A Secretaria de Educação Pública do Estado (Seduc) gerencia 10 espaços com classes hospitalares, incluindo vários hospitais e atendimentos domiciliares. Mas o projeto pioneiro começou pelo Hospital Ophir Loyola, em 2003, onde atualmente são atendidos 50 alunos por mês. "Prestamos atendimento pedagógico para pacientes que estão aguardando cirurgias ou fazendo quimioterapia, hemodiálise. A maioria vem do interior e na medida em que percebemos que eles vão precisar dar continuidade aos estudos procuramos informá-los dessa possibilidade. E eles não estudam somente durante o tempo da internação, o acompanhamento prossegue durante todo o tratamento. É uma aula normal, com avaliações feitas por profissionais da área e tudo”, conta a pedagoga Zoé Conceição, coordenadora da classe hospitalar no HOL.

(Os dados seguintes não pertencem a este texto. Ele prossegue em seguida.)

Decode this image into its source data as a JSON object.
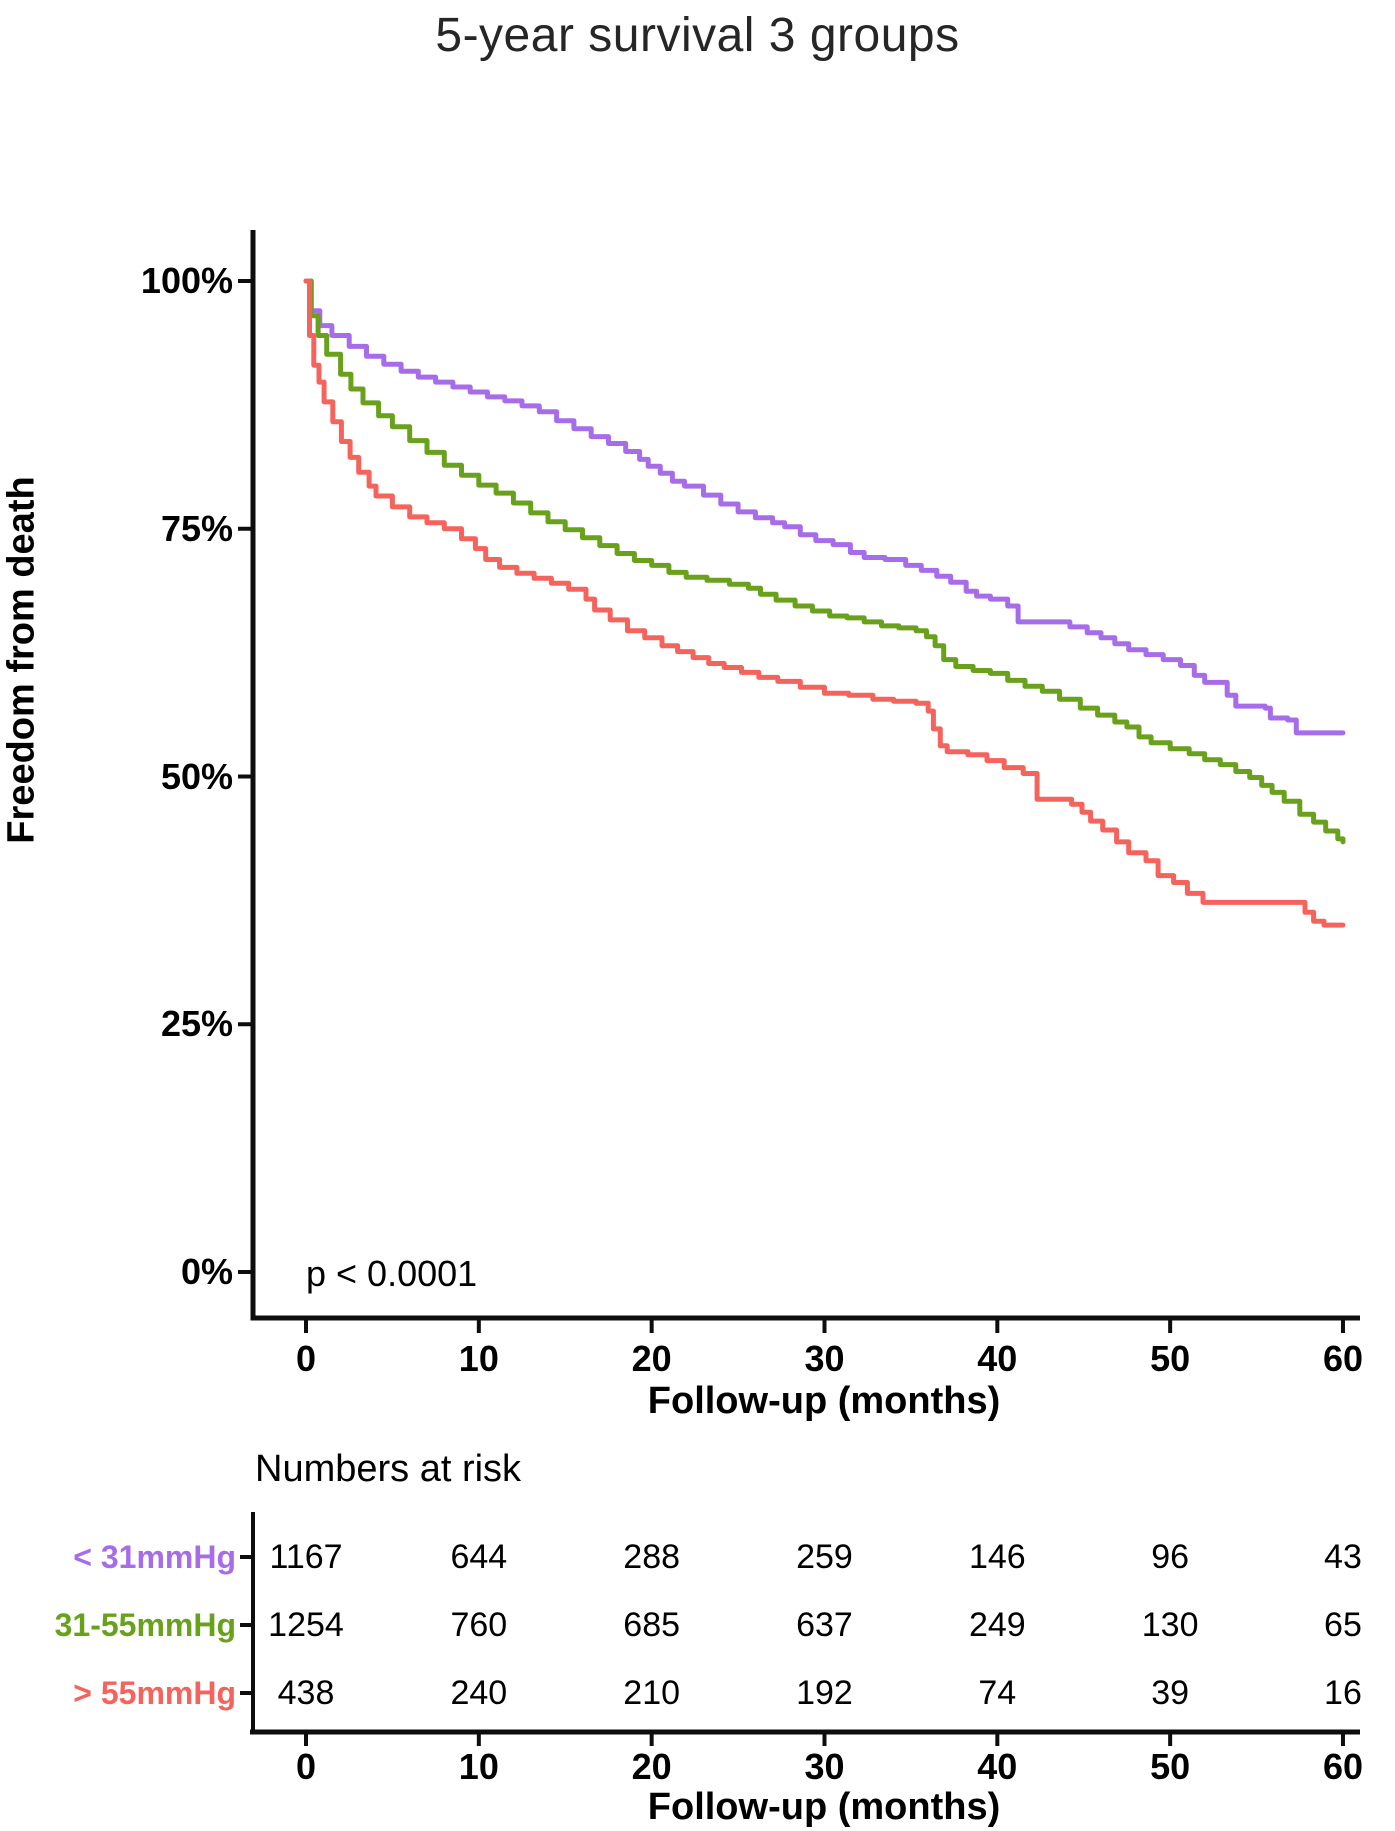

O pequeno Jerllyson de Paulo tem 10 anos e assim como Nazaré, também vem aprendendo a deixar a timidez de lado nas classes. “Aprendi a ler e a fazer mais um bocado de coisas”, conta. Paulo Henrique Vieira, de 7 anos, conseguiu manter o vínculo em um período importante do aprendizado. “Eu estava quase aprendendo a ler, quando precisei parar os estudos e vir pra cá. Mas aqui eu consegui retomar o que estava vendo na escola”, diz.
Para Zoé Conceição, um dos maiores ganhos desses pacientes é, sem dúvida, a elevação da autoestima. “Elas não se sentem penalizados pela vida, pois percebem que há quem olhe por eles em um momento tão delicado e fundamental, e nisso encontram forças para prosseguir, exatamente como inspiram as nossas classes”, finaliza.